08 December 2009

Chanukah: What's new in doughnuts

The place to be for Chanukah - if you are a conisseur of sufganiyot (doughnuts to the linguistically-challenged) - is Israel.

Each year, new varieties are available at streetside tents where the delectable delights are fried fresh for lines of people. The air is thick with the fragrance of frying oil and chocolate, and whatever "in" varieties are on the menu.

When I worked on the Jerusalem Post's Metro weekly, we did an annual article on what new flavors were available at the major bakeries.

While it seems that only jelly doughnuts are found in the US, that's not the situation here. In any case, even if you do find them here, the jelly is not that horrible library paste stuff I knew in Hebrew school, but is often imported strawberry or raspberry jam or jelly. I still hate them.

Even as a kid, I asked, don't these come in chocolate? My seemingly blasphemous question produced shocked responses from the adults.

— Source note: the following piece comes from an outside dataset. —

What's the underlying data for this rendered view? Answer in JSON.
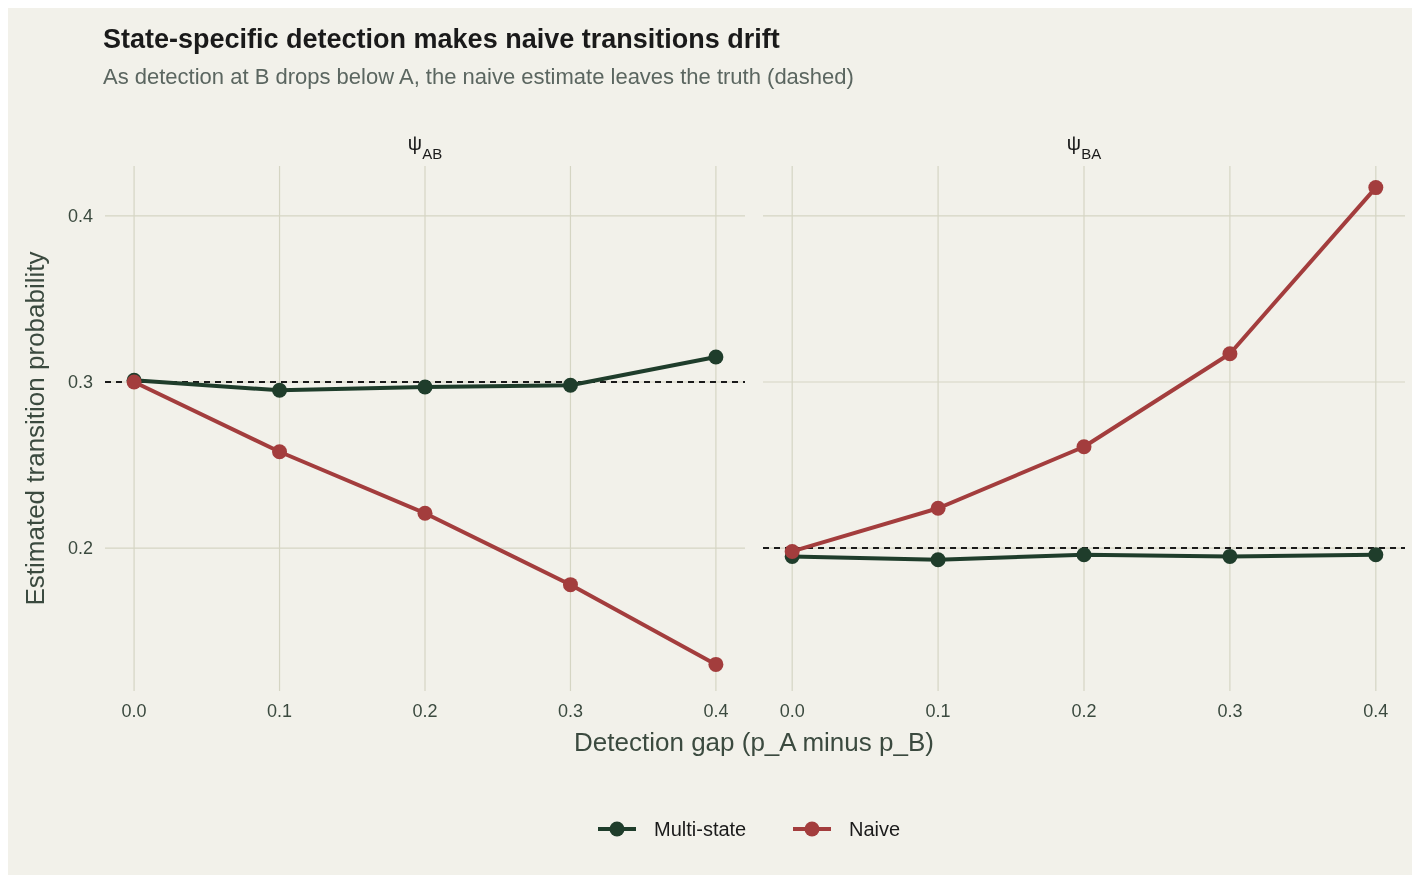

Luckily, in Tel Aviv, chocolate is always part of the holiday lineup, either outside or filled with. Plain chocolate, dark chocolate, milk chocolate, chocolate rum, and lots of other fillings, along with dulce de leche, pina colada, with chocolate coating or not, with sprinkles or not, with various flavored liqueurs. Also available are the regular large ones in addition to mini-versions.

What I haven't seen here are doughnut holes. In Southern Nevada, we often bought doughnut holes by the bag for snacks for the Hebrew school students.

This year, according to YNet, the A list includes vodka. when you buy your holiday supply, remember to bring your ID. The alcohol content is supposedly that of a bottle of beer. According to the story, the alcohol content is 35% for each

The vodka importer hired a pastry chef who's also a bartender to create the new items. The vodka is mixed with the jam filling, but bakeries may decide to add it to other flavors, such as chocolate.

I remember an NYU geology class, when we took thermoses (is the plural of thermos thermosi?) of hot chocolate with vodka on our field trips. None of us froze, but we didn't get much done in the way of rock-hunting. We were fortunate in that we didn't have to climb steep hills or cliffs.

The story reports that those who eat two or more of these doughnuts should consider taking a taxi home after their holiday parties.

A 100-gram (about 3 oz.) donut costs about $1.18 or NIS 4.5, and has 90 milliliters of vodka in the jam filling.